Dejé la puerta de mi taller abierta. Lo hice adrede. Algo conozco del corazón de los cachorros. Sabía que Santiaguito no se resistiría ante esa boca abierta. Nadie se resiste. Ninguno. Cuando se levantó y partió hacia los mesones, Pedrito ni yo le miramos. Le di una señal al Duende. Una contraseña secreta. Y seguí al cachorro, de refilón. Más tarde, cuando lo vi mudo mirando por la ventana, le di una pequeña lección de arquería selknam. Un curso rápido. Aunque antes, como he dicho, dejé que se metiera solo en ese mundo, que es mi mundo. Ese cachorro perdió el habla. Quedó detenido allí, mirando, rozando con la punta de los dedos aquellos útiles: los mantos, las piedras labradas. Pero a cualquiera le pasa. Es como cuando ves una fogata. Te quedas mudo, pegado con el fuego. Es que regresamos. ¡Regresamos! No sé si me entiendes.

*

Es la hora del desayuno. Sentado frente a mí tengo a Gromiko.
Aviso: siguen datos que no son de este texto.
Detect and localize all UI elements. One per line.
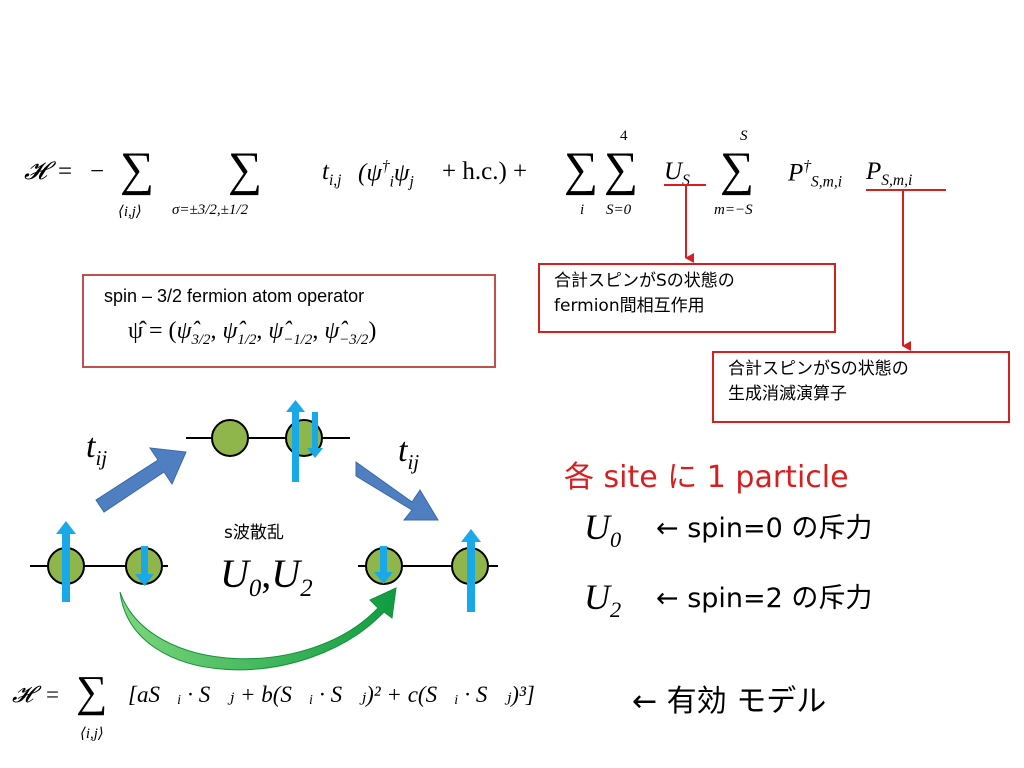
sum-sup-4: 4	[620, 128, 628, 144]
eff-body: [aS⃗ᵢ · S⃗ⱼ + b(S⃗ᵢ · S⃗ⱼ)² + c(S⃗ᵢ · S⃗…	[128, 682, 535, 707]
eff-sum: ∑	[76, 667, 108, 716]
eff-eq: =	[46, 682, 59, 707]
hop-label-right: tij	[398, 432, 420, 474]
legend-u0-symbol: U0	[584, 507, 622, 553]
eff-sum-sub: ⟨i,j⟩	[80, 726, 104, 742]
psi-term: (ψ†iψj	[358, 158, 414, 191]
h-lhs: 𝓗	[24, 158, 47, 185]
eff-lhs: 𝓗	[12, 682, 33, 707]
sum-sign-2: ∑	[228, 143, 263, 196]
legend-u2-desc: ← spin=2 の斥力	[656, 583, 873, 614]
operator-formula: ψ̂ = (ψ̂3/2, ψ̂1/2, ψ̂−1/2, ψ̂−3/2)	[128, 318, 377, 348]
sum-sub-3: i	[580, 202, 585, 218]
u-s-term: US	[664, 158, 690, 189]
p-dagger-term: P†S,m,i	[788, 158, 843, 191]
spin-down-icon	[307, 412, 323, 458]
legend-u2-symbol: U2	[584, 577, 622, 623]
spin-up-icon	[56, 521, 76, 602]
hc-term: + h.c.) +	[442, 158, 528, 185]
s-wave-label: s波散乱	[224, 523, 284, 543]
callout-interaction-line1: 合計スピンがSの状態の	[554, 271, 735, 291]
spin-up-icon	[461, 529, 481, 612]
scattering-couplings: U0,U2	[220, 551, 313, 602]
h-minus: −	[90, 158, 105, 185]
site-top-left	[211, 419, 249, 457]
scattering-arrow	[119, 587, 397, 671]
p-term: PS,m,i	[866, 158, 913, 189]
callout-operator-line2: 生成消滅演算子	[728, 384, 847, 404]
sum-sign-4: ∑	[604, 143, 639, 196]
hop-label-left: tij	[86, 428, 108, 470]
spin-down-icon	[135, 546, 154, 586]
effective-hamiltonian: 𝓗 = ∑ ⟨i,j⟩ [aS⃗ᵢ · S⃗ⱼ + b(S⃗ᵢ · S⃗ⱼ)² …	[12, 664, 612, 754]
effective-model-label: ← 有効 モデル	[632, 684, 827, 719]
legend-header: 各 site に 1 particle	[564, 460, 849, 495]
sum-sub-4: S=0	[606, 202, 632, 218]
callout-operator: 合計スピンがSの状態の 生成消滅演算子	[712, 351, 1010, 423]
callout-operator-line1: 合計スピンがSの状態の	[728, 359, 909, 379]
sum-sub-2: σ=±3/2,±1/2	[172, 202, 249, 218]
hop-arrow-right	[355, 461, 439, 521]
legend-u0-desc: ← spin=0 の斥力	[656, 513, 873, 544]
spin-down-icon	[374, 546, 393, 584]
operator-title: spin – 3/2 fermion atom operator	[104, 286, 365, 306]
sum-sign-1: ∑	[120, 143, 155, 196]
main-hamiltonian: 𝓗 = − ∑ ⟨i,j⟩ ∑ σ=±3/2,±1/2 ti,j (ψ†iψj …	[24, 128, 984, 228]
h-eq: =	[58, 158, 73, 185]
callout-interaction: 合計スピンがSの状態の fermion間相互作用	[538, 263, 836, 333]
callout-interaction-line2: fermion間相互作用	[554, 296, 705, 316]
hop-arrow-left	[95, 447, 187, 513]
operator-definition-box: spin – 3/2 fermion atom operator ψ̂ = (ψ…	[82, 274, 496, 368]
sum-sub-5: m=−S	[714, 202, 753, 218]
sum-sign-3: ∑	[564, 143, 599, 196]
sum-sub-1: ⟨i,j⟩	[118, 204, 142, 220]
sum-sup-5: S	[740, 128, 748, 144]
hopping-term: ti,j	[322, 158, 342, 189]
spin-up-icon	[286, 400, 305, 482]
sum-sign-5: ∑	[720, 143, 755, 196]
Hoy la escena puede parecer un retrato deslavado. Un cuadro mudo sin volumen. Sin gloria. Pero esa mañana me costaba creer que compartía aquella mesa enclenque, de madera cruda, con Gromiko, el gran jefe bolchevique. Héroe de los mineros del carbón en los ’50. Héroe en las mazmorras del fascismo después del Golpe. Luego, un largo exilio en Europa, que lo llevó al reino del Socialismo, detrás del telón de acero: la RDA. Luego Rumania, Bulgaria, Hungría, Unión Soviética. Explanada, escalones y baldosas de granito, donde resuenan millones de pasos y se cuela por las hendijas de los revoques, el rumor de los himnos, del juramento rojo. Un sueño cumplido. El sueño de todo niño proletario; la Plaza Roja, los muros del Kremlin bajo el sol de Moscú. Pues bien, era el mismísimo Gromiko quien estaba allí, del otro lado de la mesa. Clandestino, con precio por su cabeza, enfundado en el silencio y en un abrigo azul marino, cruzado, que le quedaba estrecho. Comió sus dos tostadas y bebió su café negro en cámara lenta, mirando por la ventana como si no quisiera comer. Parecía otro hombre. Más viejo. Más pequeño y encorvado, sin su famoso bigote tipo Stalin. Pero era él nada menos, concentrado en otra cosa. Pensando. Después de preguntarme el nombre y la edad no habló más. No quiso. Yo tampoco hablé. No pude. Cine mudo.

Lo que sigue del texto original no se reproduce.